The other guides in this section outline the steps needed to bootstrap this process:
More thorough, end-to-end tutorials are also available:
The section below, for developers, may also be useful to this end.
Maturity policy
As described in Language support, formatting queries for languages come in two levels of maturity: supported and experimental. Cargo feature flags are used to distinguish these.
Formatting queries from external contributors are also subject to these levels. However, the Topiary team will not necessarily be familiar with the language in question and therefore will not be able to accurately assess the maturity of contributed formatting queries.
In the (current) absence of automated tools that can quantify grammar coverage of a set of queries, we leave it to contributors to make this judgement honestly. This can be done by asking yourself the following question:
Would I ask a colleague to format their production code with this?
If the answer is "no", because, say, not enough of the language's grammar is covered, then these queries fall under "experimental" support. Even if the answer is "maybe", for whatever reason, err on the side of "experimental"; bearing in mind that, once merged, the Topiary team will take a best effort approach to fixing any post-contribution issues, but won't actively maintain these queries.
For developers
Nix devshell
A Nix devshell is available, which includes all development dependencies, for contributing to Topiary. Enter this shell with:
nix develop
Performance profiling
You can check performance before or after changes by running cargo bench.
If you have flamegraph
installed, you can also generate a performance flamegraph with, for
example:
CARGO_PROFILE_RELEASE_DEBUG=true \
cargo flamegraph -p topiary-cli -- \
format --language ocaml \
< topiary-cli/tests/samples/input/ocaml.ml \
> /dev/null
This will produce a flamegraph.svg plot.
Code coverage
Code coverage metrics can be generated via LLVM profiling data generated
by the build. These can be created by setting appropriate environment
variables to cargo test:
CARGO_INCREMENTAL=0 \
RUSTFLAGS='-Cinstrument-coverage' \
LLVM_PROFILE_FILE='cargo-test-%p-%m.profraw' \
cargo test
This will build and run the test suite and output
cargo-test-*-*.profraw files in the working directory. (Outside of the
Nix devshell, you may need binutils installed.)

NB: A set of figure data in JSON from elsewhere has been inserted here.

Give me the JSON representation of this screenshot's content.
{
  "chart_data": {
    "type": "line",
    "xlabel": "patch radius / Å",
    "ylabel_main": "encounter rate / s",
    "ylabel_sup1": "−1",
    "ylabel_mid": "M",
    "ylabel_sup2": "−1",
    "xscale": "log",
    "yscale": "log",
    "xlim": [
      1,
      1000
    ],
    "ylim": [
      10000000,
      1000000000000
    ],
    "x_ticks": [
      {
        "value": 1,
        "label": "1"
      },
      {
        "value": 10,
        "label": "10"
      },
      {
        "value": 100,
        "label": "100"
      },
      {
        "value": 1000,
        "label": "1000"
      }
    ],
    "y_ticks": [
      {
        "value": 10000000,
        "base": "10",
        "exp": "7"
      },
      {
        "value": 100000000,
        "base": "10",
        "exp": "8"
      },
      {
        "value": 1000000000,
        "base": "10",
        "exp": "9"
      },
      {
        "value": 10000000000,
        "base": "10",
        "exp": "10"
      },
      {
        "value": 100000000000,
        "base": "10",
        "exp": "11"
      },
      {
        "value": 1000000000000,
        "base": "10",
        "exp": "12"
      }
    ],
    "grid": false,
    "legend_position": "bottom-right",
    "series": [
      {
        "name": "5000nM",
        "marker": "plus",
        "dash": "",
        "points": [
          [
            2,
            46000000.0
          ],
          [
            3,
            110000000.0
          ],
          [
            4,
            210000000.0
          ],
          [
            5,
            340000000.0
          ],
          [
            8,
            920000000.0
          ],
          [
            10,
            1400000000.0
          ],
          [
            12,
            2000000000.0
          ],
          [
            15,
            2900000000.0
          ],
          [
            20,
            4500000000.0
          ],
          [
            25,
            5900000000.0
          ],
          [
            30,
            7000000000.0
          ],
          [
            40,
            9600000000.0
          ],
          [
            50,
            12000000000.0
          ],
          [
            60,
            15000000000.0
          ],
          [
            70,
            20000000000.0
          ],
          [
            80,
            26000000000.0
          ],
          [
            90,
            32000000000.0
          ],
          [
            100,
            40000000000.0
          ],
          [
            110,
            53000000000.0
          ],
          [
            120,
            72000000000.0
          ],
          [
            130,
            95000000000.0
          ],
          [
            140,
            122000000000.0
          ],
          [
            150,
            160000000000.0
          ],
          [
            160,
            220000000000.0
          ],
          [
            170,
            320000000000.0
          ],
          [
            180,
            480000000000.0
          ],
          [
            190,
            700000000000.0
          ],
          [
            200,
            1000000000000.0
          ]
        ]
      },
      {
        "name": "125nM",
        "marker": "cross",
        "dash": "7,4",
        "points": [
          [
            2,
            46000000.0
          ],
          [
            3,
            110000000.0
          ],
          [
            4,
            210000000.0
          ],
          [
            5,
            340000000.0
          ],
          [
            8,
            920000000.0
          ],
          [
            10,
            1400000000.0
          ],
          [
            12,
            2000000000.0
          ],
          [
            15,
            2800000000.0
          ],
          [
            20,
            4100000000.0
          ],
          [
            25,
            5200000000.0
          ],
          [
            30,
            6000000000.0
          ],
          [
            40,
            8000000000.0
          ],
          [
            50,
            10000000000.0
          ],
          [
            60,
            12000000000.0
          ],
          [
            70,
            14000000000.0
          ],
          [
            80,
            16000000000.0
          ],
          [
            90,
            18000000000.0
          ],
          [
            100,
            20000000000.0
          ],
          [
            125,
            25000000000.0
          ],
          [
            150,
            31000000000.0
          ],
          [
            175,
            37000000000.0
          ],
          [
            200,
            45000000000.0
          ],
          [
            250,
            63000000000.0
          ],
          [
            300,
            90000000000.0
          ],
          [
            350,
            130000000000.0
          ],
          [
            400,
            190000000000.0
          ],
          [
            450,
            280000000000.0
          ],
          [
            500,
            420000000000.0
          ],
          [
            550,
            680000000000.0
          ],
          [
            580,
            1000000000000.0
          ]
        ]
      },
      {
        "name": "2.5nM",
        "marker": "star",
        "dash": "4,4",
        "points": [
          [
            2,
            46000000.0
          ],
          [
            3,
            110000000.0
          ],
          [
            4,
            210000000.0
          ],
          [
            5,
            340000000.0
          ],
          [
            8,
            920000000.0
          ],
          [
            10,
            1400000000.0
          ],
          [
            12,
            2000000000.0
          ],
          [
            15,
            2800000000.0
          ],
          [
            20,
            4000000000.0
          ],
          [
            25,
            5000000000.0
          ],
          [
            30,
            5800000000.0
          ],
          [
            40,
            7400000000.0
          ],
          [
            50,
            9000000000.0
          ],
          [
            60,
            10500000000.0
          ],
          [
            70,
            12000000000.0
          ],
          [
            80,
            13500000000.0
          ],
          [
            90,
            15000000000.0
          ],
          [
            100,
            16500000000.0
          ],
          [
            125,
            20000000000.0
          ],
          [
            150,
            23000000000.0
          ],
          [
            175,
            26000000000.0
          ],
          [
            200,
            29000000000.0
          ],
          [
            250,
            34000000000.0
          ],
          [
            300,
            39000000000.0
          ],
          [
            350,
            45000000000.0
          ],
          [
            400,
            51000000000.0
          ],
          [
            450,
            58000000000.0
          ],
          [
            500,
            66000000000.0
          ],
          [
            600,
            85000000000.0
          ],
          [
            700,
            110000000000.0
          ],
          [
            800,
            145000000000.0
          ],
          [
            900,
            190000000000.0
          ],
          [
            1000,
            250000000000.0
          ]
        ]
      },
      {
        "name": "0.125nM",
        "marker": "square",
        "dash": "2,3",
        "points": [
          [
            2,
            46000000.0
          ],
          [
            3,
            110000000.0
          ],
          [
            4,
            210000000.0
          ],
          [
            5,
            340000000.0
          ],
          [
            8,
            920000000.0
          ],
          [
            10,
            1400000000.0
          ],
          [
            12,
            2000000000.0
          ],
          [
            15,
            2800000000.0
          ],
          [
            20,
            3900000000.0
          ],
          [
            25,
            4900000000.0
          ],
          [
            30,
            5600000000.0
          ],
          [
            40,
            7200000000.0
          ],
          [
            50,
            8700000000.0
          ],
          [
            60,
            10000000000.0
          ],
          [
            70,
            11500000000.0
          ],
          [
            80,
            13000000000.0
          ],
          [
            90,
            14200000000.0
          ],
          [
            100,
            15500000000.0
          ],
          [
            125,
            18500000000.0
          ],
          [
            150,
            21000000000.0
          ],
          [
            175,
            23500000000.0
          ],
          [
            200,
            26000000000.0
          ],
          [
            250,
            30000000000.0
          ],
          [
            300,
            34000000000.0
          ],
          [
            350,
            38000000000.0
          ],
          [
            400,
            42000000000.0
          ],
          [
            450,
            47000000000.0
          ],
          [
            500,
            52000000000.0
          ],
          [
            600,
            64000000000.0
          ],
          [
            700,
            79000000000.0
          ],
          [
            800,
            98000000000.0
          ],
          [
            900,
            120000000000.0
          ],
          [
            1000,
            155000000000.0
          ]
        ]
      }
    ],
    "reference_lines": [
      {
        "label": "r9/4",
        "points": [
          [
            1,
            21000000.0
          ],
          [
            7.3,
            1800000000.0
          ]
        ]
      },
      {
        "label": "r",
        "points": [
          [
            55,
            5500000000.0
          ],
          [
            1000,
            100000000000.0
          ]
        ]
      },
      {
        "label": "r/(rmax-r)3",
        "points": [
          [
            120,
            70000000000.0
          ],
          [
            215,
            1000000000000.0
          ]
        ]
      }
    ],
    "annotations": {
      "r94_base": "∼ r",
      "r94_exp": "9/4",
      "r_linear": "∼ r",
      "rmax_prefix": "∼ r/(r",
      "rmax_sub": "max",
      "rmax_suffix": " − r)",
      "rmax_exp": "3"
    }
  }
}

These files can be used by grcov
to render a variety of output reports. For example, the following
renders HTML output in target/coverage/html:
grcov \
--branch \
--output-type html \
--source-dir topiary-cli/src \
--binary-path target/debug/deps \
--output-path target/coverage/html \
.
grcov relies on the llvm-tools-preview component from rustup. For
Nix users, rustup can interfere with the Rust toolchain that is
provided by Nix, if you have both installed.